By Makini Brice and Moira Warburton
(Reuters) – From suburban New York to rural Montana, candidates for U.S. Congress are getting an earful from voters stressed by stratospheric housing costs, interviews with Democratic and Republican campaigns and Reuters/Ipsos polling showed.
At campaign stops in his New York state district, Democratic U.S. Representative Pat Ryan said in an interview that people regularly complain about having trouble finding a house or apartment they can afford. He is seeking to hold his seat, one of a couple dozen tight races his party must win in the Nov. 5 elections if it is to capture a majority in the House of Representatives.
“I would say right now … in the whole region – the Hudson Valley north of New York City – the No. 1 point of economic pain and pressure is housing affordability,” said Ryan, who wants money from Democratic President Joe Biden’s $1 trillion infrastructure law to aid housing construction.
A Reuters/Ipsos opinion poll in May found voters rated the scarcity and cost of housing as their second-most important economic worry, after fears of stagnating income and rising prices.
Economic concerns are also central to the contest between Biden and Republican challenger Donald Trump. The winner’s ability to enact his agenda will hinge partly on who controls Congress.
Home prices nationally have risen about 50% in the last five years, with rent increases not far behind at 35%, according to real estate service firm Zillow. In Kingston, New York, about 100 miles (160 km) north of New York City and partly in Ryan’s district, home values are up by 75% while rents have risen 58% in that period.

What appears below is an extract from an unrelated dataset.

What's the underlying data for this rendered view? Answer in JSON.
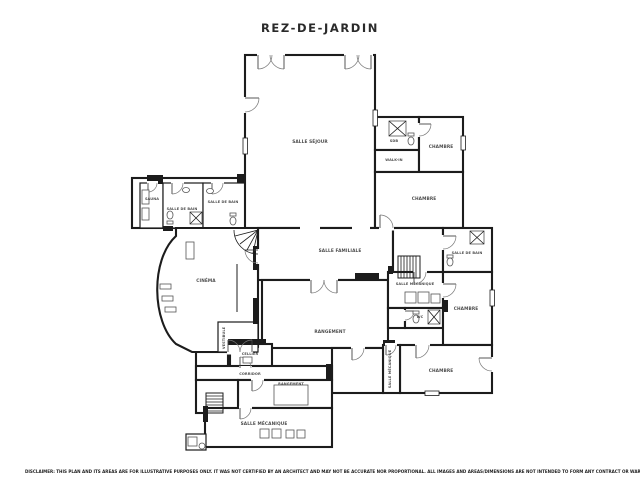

Paying for the median U.S. home required 12% more of a household’s income in 2023 than in 2019 compared to a 1.3% increase over the prior four years, data from the Atlanta Fed showed.
While family incomes have risen, housing costs and inflation-driven increases in the prices of food and other essentials have erased those gains. Some families live in fear they will not be able to keep a roof over their heads.
“There’s little question that housing costs have gotten so far out of reach of so many,” said Republican Representative Marc Molinaro, whose New York district is considered by non-partisan analysts to be one of the country’s closest races.
SWING STATE PINCH
Metropolitan areas in a half-dozen of the most competitive states in November – Arizona, Georgia, Michigan, North Carolina, Pennsylvania and Wisconsin – saw an average increase in rents of 44% between 2019 and 2024, according to Zillow.
In Nevada, Democratic Senator Jacky Rosen, who is running for re-election, made a campaign ad in which she said: “We have to do something about the cost of housing. Nevada housing should be affordable for Nevada families.”
Her Republican rival, U.S. Army veteran Sam Brown, on social media called for reducing regulation to expedite home building and offering tax credits to individual home buyers.
Wisconsin Senator Tammy Baldwin, a Democrat running for reelection, told Reuters she wants to impose a tax on investors who own more than 15 single-family homes. These buyers have bought and resold houses at dramatically increased prices. Tax proceeds would help build and maintain affordable housing units.
Eric Hovde, the leading contender for the Republican nomination to challenge Baldwin, said in an online video that immigration was exacerbating high housing costs.
Montana Democratic Senator Jon Tester, one of the chamber’s most vulnerable Democrats, has highlighted housing affordability as a key issue, in his effort to hold off a challenge by Republican Tim Sheehy.
Arizona U.S. Representative Ruben Gallego, a Democrat running for the U.S. Senate seat vacated by retiring independent Kyrsten Sinema, attributed the housing crisis in his state to stagnant wages, expensive materials, scarce construction labor and cash-rich retirees moving to the state.
His Republican rival, Kari Lake, also argued that immigration is contributing to the housing crunch.
At the federal level, Biden has proposed building and preserving over 2 million homes and a tax credit for first-time home buyers, but Congress has not taken those plans up.
The Republican-controlled House in January passed a bill that included tax credit expansion for low-income housing but it has stalled in the Democratic-majority Senate.
Mike Atkin, 66, once owned a home in Suffern, New York. But he lost it in a divorce and became homeless for about two years.
Now in a studio apartment for seniors after winning a lottery, Atkin said he was considering voting for Ryan, the Democrat, and housing will factor in his decision. “I want to vote for people that want to deal with this issue,” he said.
Political strategist Alyssa Cass of Slingshot Strategies, a Democrat who worked on Ryan’s previous campaign, said any candidate not talking about housing “within the first five minutes” was doomed to fail.
“In focus group after focus group, this is what they care about… ‘I can’t afford a home,'” Cass said. “How can anyone feel good about their economic situation when their housing is in crisis?”